American dream: from a street stall to empire
In 1908, Max Factor moves with his family to Los Angeles, where he opens a shop similar to that in Moscow – “Max Factor's Antiseptic Hair Store”. This is the perfect moment – the beginnings of the film industry. At this time, the actors are responsible for their make -up. Factor offers its services as a street makeup artist. His stand quickly becomes the most crowded in the area.
He remembers fatal make -up from the first film screenings. At that time, actors often use the cottage specifics shot in the cottage method, which consists of petroleum jelly, flour and starch. Sometimes peppers for color. The bolder reach for crushed brick.
Cosmetics that work well on the theater boards look tragic in the film. Under the influence of facial expressions, they weigh and crumble.
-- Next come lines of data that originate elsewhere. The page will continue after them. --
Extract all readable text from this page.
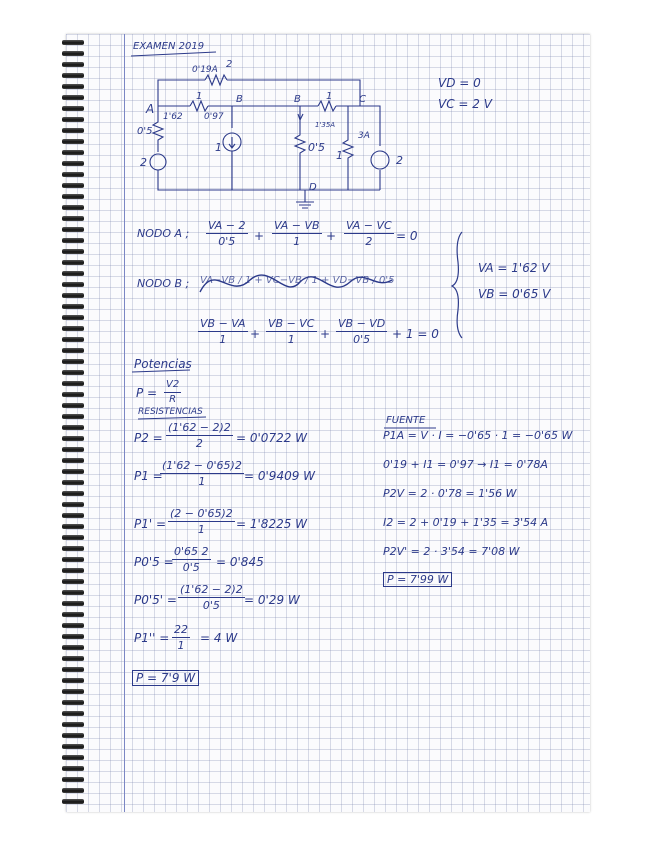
EXAMEN 2019
0'19A 2
A
1
1'62 0'97
B	B	1	C
1'35A
3A
0'5
2
1	0'5
1	2
D
VD = 0
VC = 2 V
NODO A ; $\frac{VA - 2}{0'5} + \frac{VA - VB}{1} + \frac{VA - VC}{2} = 0$
NODO B ; VA−VB / 1 + VC−VB / 1 + VD−VB / 0'5
$\frac{VB - VA}{1} + \frac{VB - VC}{1} + \frac{VB - VD}{0'5} + 1 = 0$
VA = 1'62 V
VB = 0'65 V
Potencias
$P = \frac{V2}{R}$
RESISTENCIAS
$P2 = \frac{(1'62 - 2)2}{2} = 0'0722$ W
P1 =
$\frac{(1'62 - 0'65)2}{1} = 0'9409$ W
$P1' = \frac{(2 - 0'65)2}{1} = 1'8225$ W
P0'5 =
$\frac{0'65 2}{0'5} = 0'845$
$P0'5' = \frac{(1'62 - 2)2}{0'5} = 0'29$ W
$P1'' = \frac{22}{1} = 4$ W
P = 7'9 W
FUENTE
P1A = V · I = −0'65 · 1 = −0'65 W
0'19 + I1 = 0'97 → I1 = 0'78A
P2V = 2 · 0'78 = 1'56 W
I2 = 2 + 0'19 + 1'35 = 3'54 A
P2V' = 2 · 3'54 = 7'08 W
P = 7'99 W
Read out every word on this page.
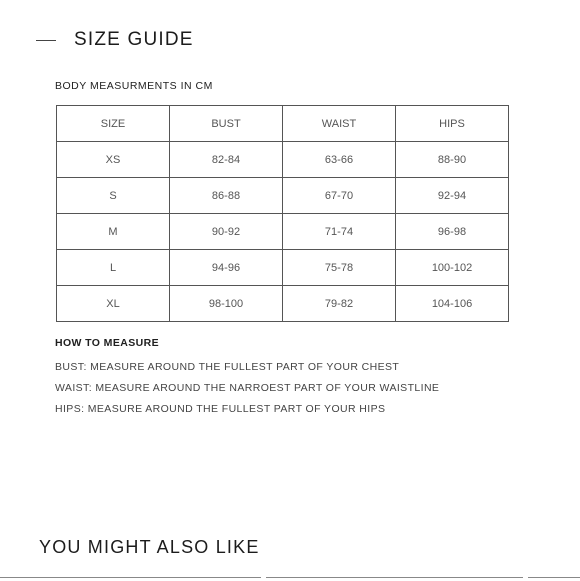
SIZE GUIDE
BODY MEASURMENTS IN CM
SIZE	BUST	WAIST	HIPS
XS	82-84	63-66	88-90
S	86-88	67-70	92-94
M	90-92	71-74	96-98
L	94-96	75-78	100-102
XL	98-100	79-82	104-106
HOW TO MEASURE
BUST: MEASURE AROUND THE FULLEST PART OF YOUR CHEST
WAIST: MEASURE AROUND THE NARROEST PART OF YOUR WAISTLINE
HIPS: MEASURE AROUND THE FULLEST PART OF YOUR HIPS
YOU MIGHT ALSO LIKE
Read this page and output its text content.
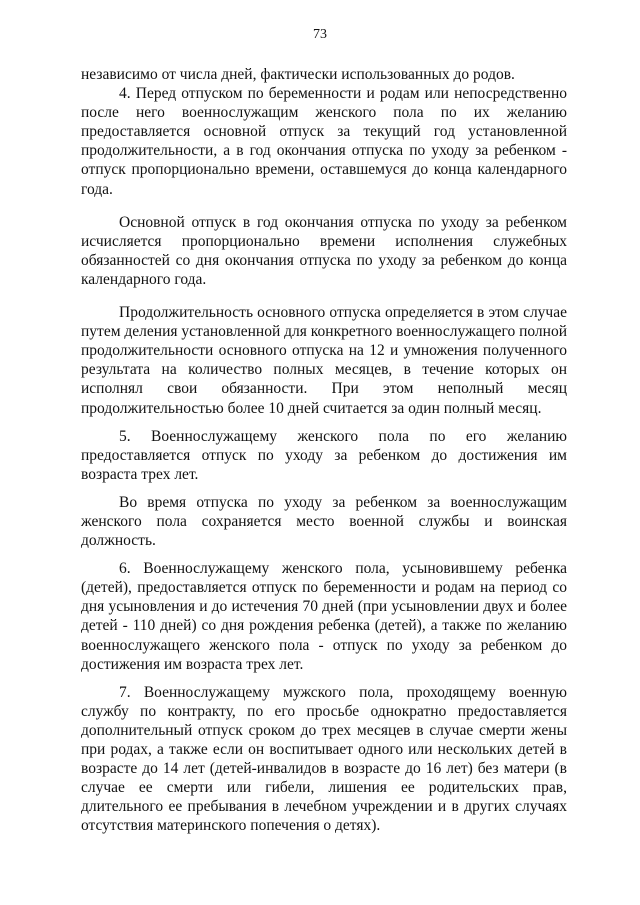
73

независимо от числа дней, фактически использованных до родов.

4. Перед отпуском по беременности и родам или непосредственно после него военнослужащим женского пола по их желанию предоставляется основной отпуск за текущий год установленной продолжительности, а в год окончания отпуска по уходу за ребенком - отпуск пропорционально времени, оставшемуся до конца календарного года.

Основной отпуск в год окончания отпуска по уходу за ребенком исчисляется пропорционально времени исполнения служебных обязанностей со дня окончания отпуска по уходу за ребенком до конца календарного года.

Продолжительность основного отпуска определяется в этом случае путем деления установленной для конкретного военнослужащего полной продолжительности основного отпуска на 12 и умножения полученного результата на количество полных месяцев, в течение которых он исполнял свои обязанности. При этом неполный месяц продолжительностью более 10 дней считается за один полный месяц.

5. Военнослужащему женского пола по его желанию предоставляется отпуск по уходу за ребенком до достижения им возраста трех лет.

Во время отпуска по уходу за ребенком за военнослужащим женского пола сохраняется место военной службы и воинская должность.

6. Военнослужащему женского пола, усыновившему ребенка (детей), предоставляется отпуск по беременности и родам на период со дня усыновления и до истечения 70 дней (при усыновлении двух и более детей - 110 дней) со дня рождения ребенка (детей), а также по желанию военнослужащего женского пола - отпуск по уходу за ребенком до достижения им возраста трех лет.

7. Военнослужащему мужского пола, проходящему военную службу по контракту, по его просьбе однократно предоставляется дополнительный отпуск сроком до трех месяцев в случае смерти жены при родах, а также если он воспитывает одного или нескольких детей в возрасте до 14 лет (детей-инвалидов в возрасте до 16 лет) без матери (в случае ее смерти или гибели, лишения ее родительских прав, длительного ее пребывания в лечебном учреждении и в других случаях отсутствия материнского попечения о детях).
Factor develops its own recipes for light and durable foundations in twelve shades. They wash as easily as they apply. “No mask effect”. For this they are packed in practical tubes.
Max Factor and actress Dorothy Wilson in the apparatus for measuring facial proportion
Artist, innovator, genius
It is 1914, and Max Factor's products are unrivaled. However, he does not settle on his laurels – it constantly improves its cosmetics, introducing innovations that change the industry. It is to him that we owe the formula of liquid foundation, lip gloss, abrasion-resistant lipstick in a stick, or artificial eyelashes, and even the very term “make-up”.
It also creates perfect, realistic -looking wigs from human hair, replacing the used materials such as hay, wool or mattress fillings. When director Cecil B. Demille, filmmaker The Squaw Manhe considers them too expensive, Factor agrees to their rental, setting a condition: his sons will appear in the film as statists, who will be responsible for their safety. They get three dollars of days for this double role.
Max Factor has an extraordinary talent for understanding the technical aspects of cinema. He knows that the film emulsion has a different color than the human eye, which is why it adapts the shades of cosmetics to the requirements of modern film production. When in the 1920s sound films force the use of new, lighter tungsten lamps that heat up harder, Factor develops a high temperature resistant foundation and changing lighting conditions.
In 1929, Max Factor receives a special award – an Oscar for characterization, which makes him a pioneer in this field before this category is officially created a few years later.
Although Maksymilian believes that his cosmetics should remain the domain of the film world, his son Frank has a wider vision. He convinces his father in the production of the Society Make-up line-cosmetics inspired by the Hollywood style, but intended for the wide women's market. In 1928, Max Factor & Company already employs 250 employees.
Another breakthrough turns out to be “Pan-Cake”-a foundation in the form of a pressed powder applied with a damp sponge, created in 1935 especially for colored films. The product impresses the woman so much that it regularly disappears from film plans. In 1938 he goes on retail, becoming one of the best -selling cosmetics of his era.
Takeover
When Maksymilian undergoes a car accident, his son Frank takes over the company. After his father's death in 1938, Frank became the president of the company. He even changes its name to Max to maintain brand consistency.
Max Factor Junior. He continues his father's heritage by introducing further innovative products. In 1947, he was developing the first waterproof makeup, and in 1948 he formed mascara with an applicator in the form of a brush. It also produces camouflage cosmetics for the American army.
Max Factor was responsible for the characterization of the biggest cinema stars: Charlie Chaplin, Buster Keaton, Marlena Dietrich, Poli Negri, John Wayne and Frank Sinatra. It was him that Rita Hayworth owed her red curls, and Jean Harlow is a platinum blonde. The special yellow shade of the foundation, soothing Rudolph Valentino's “exotic” beauty, opened the door to the actor to the role of Amanta. Without his innovative look, both the cosmetics industry and the film industry would not look the same.